Loading audio data from a .wav file for recognition

To load and recognize speech from a .wav file, click the open button or enter the path to the file in the text field and press enter. The .wav file will then be loaded and keyword recognition run. The recognized speech output will be displayed in a tree format in the output window towards the bottom.

Audio can also be loaded from a folder of .wav files for easy comparison of a dataset before and after tuning the underlying speech recognition system that the Speech Testing GUI interfaces with (the hlpr_speech_recognition Python module)

The .wav format:

In order for pocketsphinx to properly recognize the speech in your audio files, the .wav files must be exported at a sample rate of 16,000 Hz and be in the 16 bit signed PCM format.

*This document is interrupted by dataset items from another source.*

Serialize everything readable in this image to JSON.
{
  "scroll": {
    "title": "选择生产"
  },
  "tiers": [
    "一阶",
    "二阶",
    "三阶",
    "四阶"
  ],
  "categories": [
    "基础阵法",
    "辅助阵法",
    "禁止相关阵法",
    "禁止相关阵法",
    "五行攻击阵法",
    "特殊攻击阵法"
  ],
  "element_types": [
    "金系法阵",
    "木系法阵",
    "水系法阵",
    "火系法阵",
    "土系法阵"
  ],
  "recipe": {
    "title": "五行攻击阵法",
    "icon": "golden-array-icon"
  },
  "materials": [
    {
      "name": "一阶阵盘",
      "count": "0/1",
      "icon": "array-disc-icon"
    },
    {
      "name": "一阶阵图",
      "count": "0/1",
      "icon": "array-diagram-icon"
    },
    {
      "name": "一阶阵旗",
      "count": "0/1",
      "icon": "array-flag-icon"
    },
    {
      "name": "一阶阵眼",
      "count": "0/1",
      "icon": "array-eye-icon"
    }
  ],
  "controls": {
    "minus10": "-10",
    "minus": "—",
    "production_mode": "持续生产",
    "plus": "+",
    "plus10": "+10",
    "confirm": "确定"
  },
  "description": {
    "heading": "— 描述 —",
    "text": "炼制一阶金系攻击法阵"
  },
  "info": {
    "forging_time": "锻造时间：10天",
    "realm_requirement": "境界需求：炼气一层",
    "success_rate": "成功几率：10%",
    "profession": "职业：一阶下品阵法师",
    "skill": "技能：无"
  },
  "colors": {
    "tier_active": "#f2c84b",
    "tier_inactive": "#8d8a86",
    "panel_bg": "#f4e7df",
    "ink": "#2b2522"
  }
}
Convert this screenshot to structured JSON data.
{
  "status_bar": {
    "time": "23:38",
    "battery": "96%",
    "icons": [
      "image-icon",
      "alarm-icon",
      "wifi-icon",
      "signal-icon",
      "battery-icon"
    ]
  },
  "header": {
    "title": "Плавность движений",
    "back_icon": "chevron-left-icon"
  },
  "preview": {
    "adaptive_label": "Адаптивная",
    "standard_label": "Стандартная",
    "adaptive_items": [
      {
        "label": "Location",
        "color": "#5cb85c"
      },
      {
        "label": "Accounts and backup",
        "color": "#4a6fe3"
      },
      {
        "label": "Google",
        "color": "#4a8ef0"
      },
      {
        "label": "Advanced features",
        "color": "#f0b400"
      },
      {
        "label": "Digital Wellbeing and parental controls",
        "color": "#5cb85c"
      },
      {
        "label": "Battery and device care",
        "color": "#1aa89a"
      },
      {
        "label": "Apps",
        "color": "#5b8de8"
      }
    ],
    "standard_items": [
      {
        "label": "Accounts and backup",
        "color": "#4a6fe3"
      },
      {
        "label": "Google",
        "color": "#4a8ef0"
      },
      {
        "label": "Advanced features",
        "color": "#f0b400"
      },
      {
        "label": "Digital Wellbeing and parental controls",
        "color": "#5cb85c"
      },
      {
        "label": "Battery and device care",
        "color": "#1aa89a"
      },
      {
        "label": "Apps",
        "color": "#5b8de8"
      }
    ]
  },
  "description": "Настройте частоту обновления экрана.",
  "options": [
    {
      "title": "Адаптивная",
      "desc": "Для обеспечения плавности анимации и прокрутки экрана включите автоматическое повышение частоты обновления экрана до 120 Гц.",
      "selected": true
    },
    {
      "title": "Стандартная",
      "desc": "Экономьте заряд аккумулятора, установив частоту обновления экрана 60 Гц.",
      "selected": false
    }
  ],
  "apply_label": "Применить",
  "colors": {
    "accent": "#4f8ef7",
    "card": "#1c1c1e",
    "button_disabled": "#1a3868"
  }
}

If you're looking for a good audio editor and recording program that can do this easily, check out Audacity.

Output window tree format:

  • Full path to the recognized file or Recording if live audio is being recognized (see below)
  • ISO 8061 timestamp of when recognition occurred and the recognized text
    • Note that the recognized text will always be in uppercase format because that's how the keywords are defined within the hlpr_speech_recognition/data/ directory
    • Audio that contains speech or other sounds that can't be with matched with sufficient confidence will return the recognized text string UNKNOWN

Recording live audio data for recognition

Audio data can also be recorded live from the Kinect or another microphone on your computer. First, ensure that it is the default input device and then start the Speech Testing GUI. Begin recording audio for recognition by clicking the "Record" button. A new entry will be added to the output window labeled "Recording". Any audio recognized will then be output in the same format described above. To stop audio recording, click the "Record" button again.

Actions on output

At the bottom of the window are two buttons for acting on the generated output. The first, "Clear output" will empty the output view. The second will export the output view in JSON format to easily compare diffs after tuning or for other scripts, systems, or applications to parse.

For example, this is the exported JSON of the first screenshot:

[
    {
        "name": "/home/petschekr/Music/HLPR-Speech Test/Close your hand.wav", 
        "recognizedText": [
            {
                "timestamp": "2017-06-06 10:07:40", 
                "text": "CLOSE YOUR HAND"
            }
        ]
    }
]

Troubleshooting

  • Speech recognition is handled by the SpeechRecognizer class within the hlpr_speech_recognition class and not this GUI directly. To tweak the performance of pocketsphinx, you'll want to head there.
    • The pull request that adds this GUI also brought improvements to how SpeechRecognizer matches keyphrases. It now applies the recognition threshold relatively to the other matches that the engine returns. Previously, recognition results were only accepted if their probability was over 100% because the minimum probability (returned by the engine as the log10 of the actual probability) was set to 0 and 100 = 1.00. The absolute minimum threshold has now been set to -1500 which seems to be sufficient to reject background noise but not speech.
  • Check the output from the terminal in which you started the Speech Testing GUI for additional, verbose information about what is going on during speech recognition
    • When the recognition is restarted, its input arguments are printed
    • When matching a keyphrase, the engine will list possible matches in a list of tuples, e.g.: [('CLOSE YOUR HAND', -758, 3, 74)] where the tuples are in the format (phrase, log10 probability, start frame of match, end frame of match)
    • When matching a keyphrase, the engine will also print if it detected a keyphrase with sufficient confidence and if it could not find a match or wasn't confident enough in the result and returned UNKNOWN
  • Weights were added to the keyphrase list to improve accuracy but these require further tuning. See hlpr_speech_recognition/data/kps.txt.